Michele Margolis - Sensitive Snowflakes? Understanding perceived discrimination against Christians

Date
-
Location
Encina Hall West, room 400
Abstract

White evangelical Christians consider themselves to be one of the most discriminated against and marginalized groups in the United States. Using this surprising empirical finding at a jumping off point, this paper attempts to understand why White evangelical Christians report feeling discriminated against at such high rates. The results from a large-scale survey experiment reveal that White evangelicals are sensitive toward slights aimed at a co-religionist but do not perceive the same slight as discriminatory when it is aimed at a member of a religious out-group. Moreover, this pattern is specific to White evangelicals: White non-evangelical Christians are equally likely to perceive discrimination regardless of whether the target of the discrimination is a fellow Christian or not. These results highlight, in a general sense, that group membership can shape how people view the world and interpret events and, more specifically, that White evangelicals are interpret events through religion-tinted glasses.

Biography

Michele Margolis is an associate professor of political science at the University of Pennsylvania.

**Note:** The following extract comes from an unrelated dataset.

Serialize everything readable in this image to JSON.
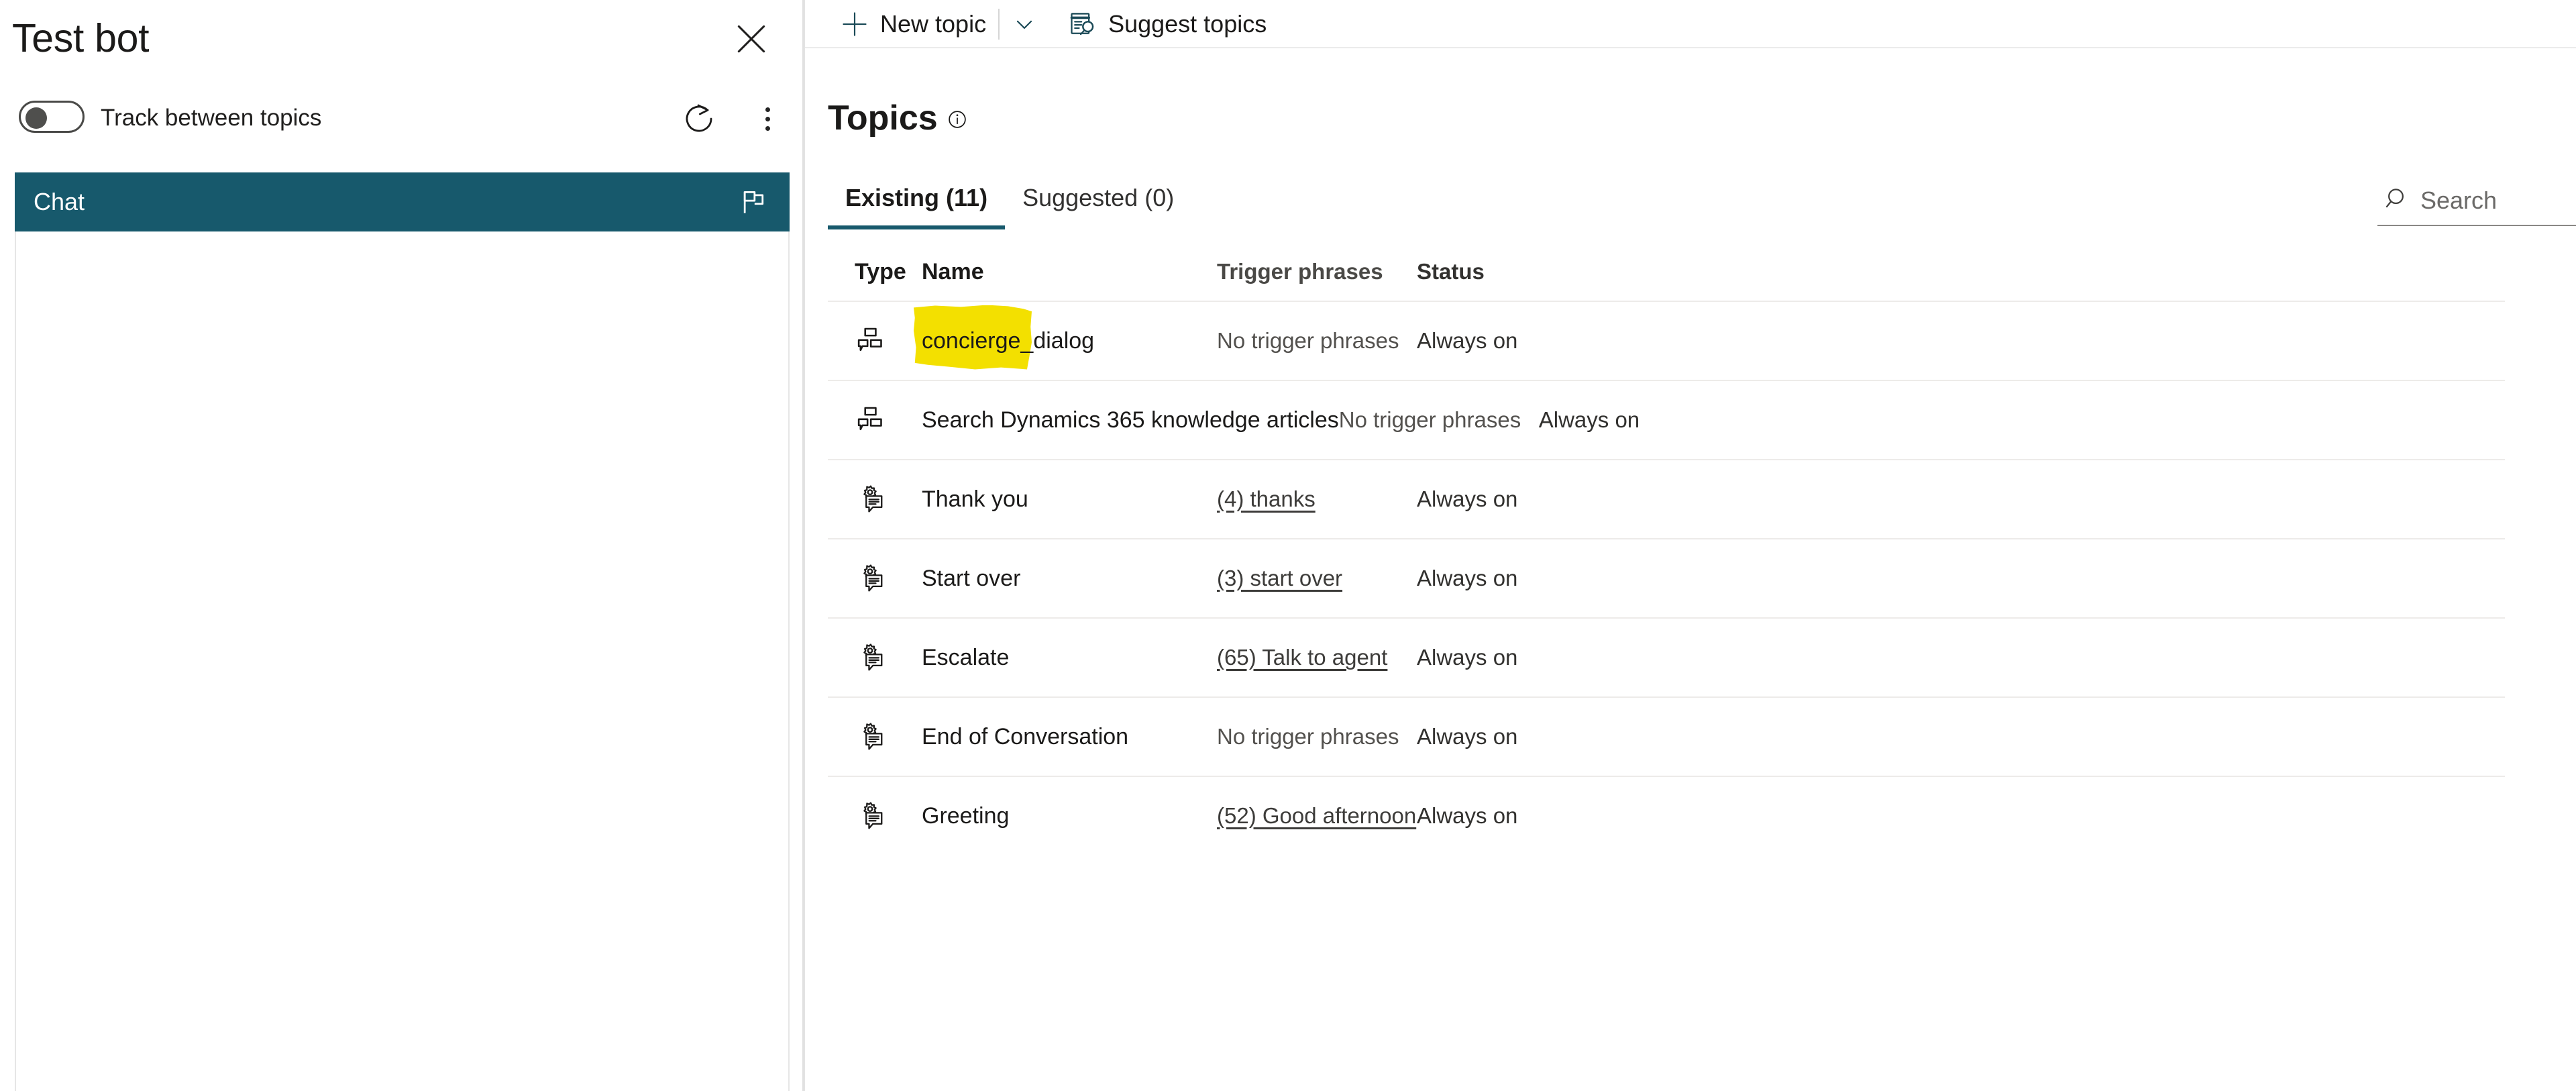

Her research interests are in American politics with a focus on public opinion, political psychology, religion and politics, and experimental methods. Her work has been published or is forthcoming in the American Journal of Political Science, Electoral Studies, Journal of Experimental Social PsychologyJournal of PoliticsPolitical BehaviorPublic Opinion Quarterly, and Politics and Religion, and has been featured in news media outlets including the Atlantic, Boston Globe, Huffington Post, Los Angeles Times, New York Times​, Salon, and Washington Post

Her book, From Politics to the Pews, was published by the University of Chicago Press in 2018.